The hysterical part is that at the end of “Incorporated” we noticed a decidedly unamused fellow in a qaffia leaning on a red brick bland old building. He didn’t even crack a smile when I greeted him in my best Dudley Moore’s Arthur (I don’t remember what I said, but that one usually kills- that and Robert Preston as The Godfather are the only two impressions I do flawlessly [well, Topol doing a hemorrhoid cream ad I’m told is pretty dead-on, but probably not a good idea for an already pissed looking Arab [pardon the redundancy]). He just walked away.

The sign on the building read

EMBASSY OF THE REPUBLIC OF IRAQ

To two very drunk small town gay southerners this just seemed to be the funniest bit of absurdism in our life thus far, even funnier than seeing the dwarf Greek Orthodox priest walking a dachshund earlier. Perhaps you had to be there, but the juxtaposition of gay pride apparel, a 70s sitcom, an Arab and the return of the embassy of a wartorn country just all added up to a moment that instantly took refuge in whatever citadel of my brain will be the Constantinople of my consciousness should the outer borders and hinterlands ever fall to the Franks and Turks of Alzheimers. Hmmm. You shoulda been there.

Then I went back to the hotel and turned down sex from a cute 22 year old because I felt it would be taking advantage- if that’s not a lesson on why not to get drunk I don’t know what is.

I totally need to travel more often.

You found a bar in D.C. with $3.50 mixed drinks?
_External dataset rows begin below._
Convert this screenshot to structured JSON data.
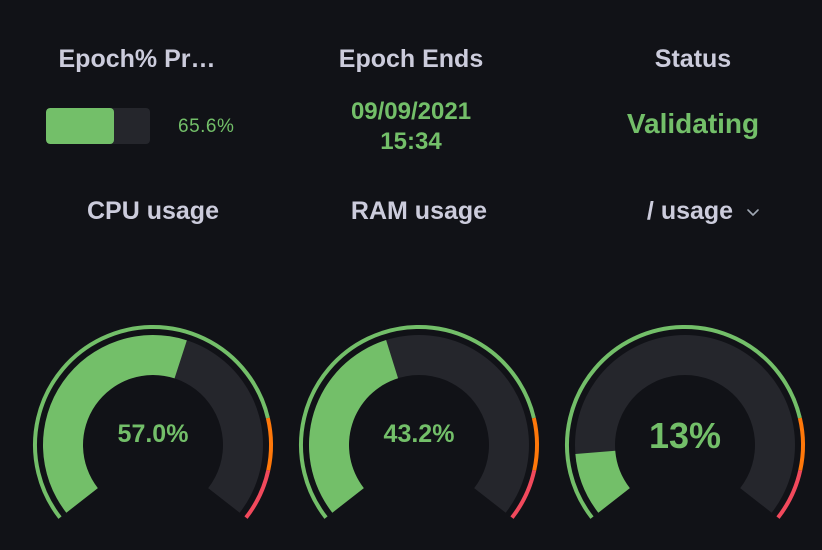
{
  "epoch_panel": {
    "title": "Epoch% Pr…",
    "progress_label": "65.6%",
    "progress_fraction": 0.656,
    "fill_color": "#73bf69",
    "track_color": "#25262c"
  },
  "epoch_ends_panel": {
    "title": "Epoch Ends",
    "date": "09/09/2021",
    "time": "15:34",
    "value_color": "#73bf69"
  },
  "status_panel": {
    "title": "Status",
    "value": "Validating",
    "value_color": "#73bf69"
  },
  "gauges": [
    {
      "id": "cpu",
      "title": "CPU usage",
      "value_label": "57.0%",
      "value": 57.0,
      "min": 0,
      "max": 100,
      "value_font": "small",
      "has_menu": false
    },
    {
      "id": "ram",
      "title": "RAM usage",
      "value_label": "43.2%",
      "value": 43.2,
      "min": 0,
      "max": 100,
      "value_font": "small",
      "has_menu": false
    },
    {
      "id": "disk",
      "title": "/ usage",
      "value_label": "13%",
      "value": 13,
      "min": 0,
      "max": 100,
      "value_font": "large",
      "has_menu": true,
      "menu_icon": "chevron-down-icon"
    }
  ],
  "thresholds": [
    {
      "from": 0,
      "to": 80,
      "color": "#73bf69"
    },
    {
      "from": 80,
      "to": 90,
      "color": "#ff780a"
    },
    {
      "from": 90,
      "to": 100,
      "color": "#f2495c"
    }
  ],
  "colors": {
    "background": "#111217",
    "gauge_track": "#25262c",
    "gauge_fill": "#73bf69",
    "title_text": "#ccccdc"
  }
}
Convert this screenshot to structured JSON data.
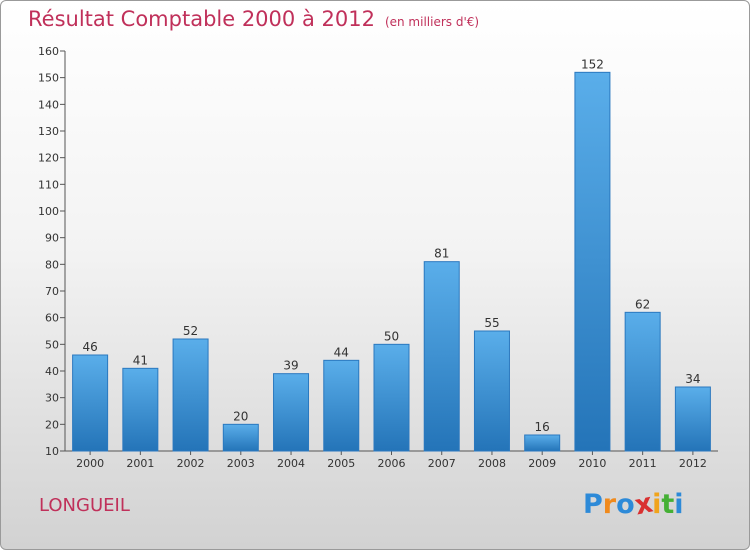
{
  "chart_data": {
    "type": "bar",
    "title": "Résultat Comptable 2000 à 2012",
    "subtitle": "(en milliers d'€)",
    "categories": [
      "2000",
      "2001",
      "2002",
      "2003",
      "2004",
      "2005",
      "2006",
      "2007",
      "2008",
      "2009",
      "2010",
      "2011",
      "2012"
    ],
    "values": [
      46,
      41,
      52,
      20,
      39,
      44,
      50,
      81,
      55,
      16,
      152,
      62,
      34
    ],
    "ylim": [
      10,
      160
    ],
    "yticks": [
      10,
      20,
      30,
      40,
      50,
      60,
      70,
      80,
      90,
      100,
      110,
      120,
      130,
      140,
      150,
      160
    ],
    "grid": false,
    "bar_color": "#3a8fd6"
  },
  "location": "LONGUEIL",
  "brand": {
    "letters": [
      "P",
      "r",
      "o",
      "x",
      "i",
      "t",
      "i"
    ],
    "colors": [
      "#2d8ad8",
      "#f08a1c",
      "#2d8ad8",
      "#d93030",
      "#f0a41c",
      "#45b035",
      "#2d8ad8"
    ]
  }
}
Yeah, I’d probably kiss a dude for that.

–Cliffy

Omega. (I couldn’t tell you where it is, but it’s a red brick building somewhere off 17th St.)

Actually, the most I paid was $4.00. (Alabama, the same drinks would have been at least $4.50 and probably more. and not as strong.)
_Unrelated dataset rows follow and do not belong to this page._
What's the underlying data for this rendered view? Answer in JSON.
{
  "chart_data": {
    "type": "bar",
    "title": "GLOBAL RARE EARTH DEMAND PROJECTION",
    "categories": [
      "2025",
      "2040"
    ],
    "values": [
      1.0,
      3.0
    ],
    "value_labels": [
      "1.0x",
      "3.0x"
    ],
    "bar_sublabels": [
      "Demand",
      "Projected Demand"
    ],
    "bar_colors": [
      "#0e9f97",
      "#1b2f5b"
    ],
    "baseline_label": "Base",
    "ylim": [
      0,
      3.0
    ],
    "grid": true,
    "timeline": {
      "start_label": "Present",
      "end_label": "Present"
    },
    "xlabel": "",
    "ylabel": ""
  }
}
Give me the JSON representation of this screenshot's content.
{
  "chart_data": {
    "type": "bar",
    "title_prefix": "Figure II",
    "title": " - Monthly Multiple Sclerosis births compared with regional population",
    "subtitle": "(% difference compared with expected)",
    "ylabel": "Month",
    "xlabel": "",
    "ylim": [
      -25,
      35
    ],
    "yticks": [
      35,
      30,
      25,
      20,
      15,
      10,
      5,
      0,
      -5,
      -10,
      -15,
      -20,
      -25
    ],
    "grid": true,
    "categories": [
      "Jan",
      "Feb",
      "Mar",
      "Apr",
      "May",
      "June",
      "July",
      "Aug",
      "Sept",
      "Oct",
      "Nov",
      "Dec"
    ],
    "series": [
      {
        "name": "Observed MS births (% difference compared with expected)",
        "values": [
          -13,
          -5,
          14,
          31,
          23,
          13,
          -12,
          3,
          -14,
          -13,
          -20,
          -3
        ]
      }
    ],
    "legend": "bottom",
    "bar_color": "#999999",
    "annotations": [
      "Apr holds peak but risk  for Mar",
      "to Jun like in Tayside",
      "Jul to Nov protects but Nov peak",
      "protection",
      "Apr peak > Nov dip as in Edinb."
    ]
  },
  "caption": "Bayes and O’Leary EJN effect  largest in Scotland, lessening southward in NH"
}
And if you get Dude-kissed while there, you’re doing better than I did, alas alas. :wink:

Sampiro, this is one of the best stories I’ve seen in a long time. I wish I’d been there. It makes me want to go sing show tunes on the street. But I sing very badly, so I wouldn’t make much money. On the other hand, maybe I could get people to pay me to stop singing. :smiley:

Love the short story idea. Someone should do that. Or a short film.